Microbial Diversity in the Human Mouth: Dominant Genera and their Interactions.

Investigations seeking definition of the microbial diversity present in the human oral cavity have been underway for many years. These investigations seek to define the normal microflora of the oral cavity, as well as the stability of the microflora. Predominantly, these kinds of studies have focused on the differences in microbial carriage between healthy and diseased oral cavities and have identified several species which may be causative and promote oral diseases such as periodontitis and halitosis. Less is known about how co-habitants of a healthy oral cavity interact and how those interactions are mediated and controlled. The genes that may be involved in microbial interactions and their regulation and roles within response pathways in oral microbes is an interesting area of research to pursue, as it could give valuable insight into the changing genetic and potentially physiological state of oral microbes.

An evaluation of oral microbial diversity performed during this study by Restriction Fragment Length Polymorphism (RFLP) and Fatty Acid Methyl Ester (FAME) profiling analyses carried out on whole mouth rinse samples identified many bacterial genera from six phyla. These genera included Streptococcus, Gemella, Veillonella, Eubacterium, Porphyromonas, Neisseria, Rothia and Prevotella. The three prevalent genera, as defined by the number of times observed from mouth rinse samples, were Streptococcus, Neisseria and Veillonella.

Solid-phase co-culture experiments using isolates of the three prevalent genera revealed a strong interaction between Streptococcus and Neisseria, with Streptococcus exerting a negative effect on Neisserial growth. Liquid phase co-culture experiments between these two genera confirmed initial observations and it was hypothesised that the interaction was mediated by toxic hydrogen peroxide produced by Streptococcus. Further experiments showed that Neisseria were protected from Streptococcal killing upon addition of exogenous catalase, confirming that the interaction was mediated by hydrogen peroxide.
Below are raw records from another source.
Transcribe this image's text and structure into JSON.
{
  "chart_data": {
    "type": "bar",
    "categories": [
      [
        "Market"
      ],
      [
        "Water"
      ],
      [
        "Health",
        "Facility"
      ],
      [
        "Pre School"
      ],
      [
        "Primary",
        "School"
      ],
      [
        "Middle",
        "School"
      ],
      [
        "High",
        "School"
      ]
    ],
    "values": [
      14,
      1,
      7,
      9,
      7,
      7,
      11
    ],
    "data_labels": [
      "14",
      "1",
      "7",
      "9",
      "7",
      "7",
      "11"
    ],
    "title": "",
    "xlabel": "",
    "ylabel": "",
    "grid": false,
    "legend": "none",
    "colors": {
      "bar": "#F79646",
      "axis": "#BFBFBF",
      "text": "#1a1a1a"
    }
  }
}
The roles of the key genes of the oxidative stress response of Neisseria were investigated by assessing the interactions between Streptococcus pneumoniae and several mutant Neisseria meningitidis, defective in one or more genes of the oxidate stress response. These experiments resulted in observations differing to those previously published, particularly in relation to the prx gene (encoding the peroxidase peroxiredoxin), which lead to the proposal of multiple pathways of stress response existing in N. meningitidis. It was observed that N. meningitidis survival was increased in the absence of the bcp gene (encoding the peroxidase bacterioferritin co-migratory protein) and it was hypothesised that this was due to an up-regulation of other peroxidases in this mutant. Real-Time PCR (RT-PCR) experiments showed increased expression of prx in a bcp-deficient N. meningitidis mutant in the presence of hydrogen peroxide, but this up-regulation was only marginal in the un-stressed mutant strain.

Furthermore, it was shown that in the presence of high-levels of hydrogen peroxide (1 mM), N. meningitidis and the various mutant strains examined, behaved as previously observed. This gives rise to the notion that the hydrogen peroxide levels produced in co-culture with S. pneumoniae are not high enough to induce the typical oxidative stress response in N. meningitidis, indicating that another pathway(s) must exist in order to deal with low / intermediate-level hydrogen peroxide / organic peroxides experienced during co-colonisation of the oral cavity.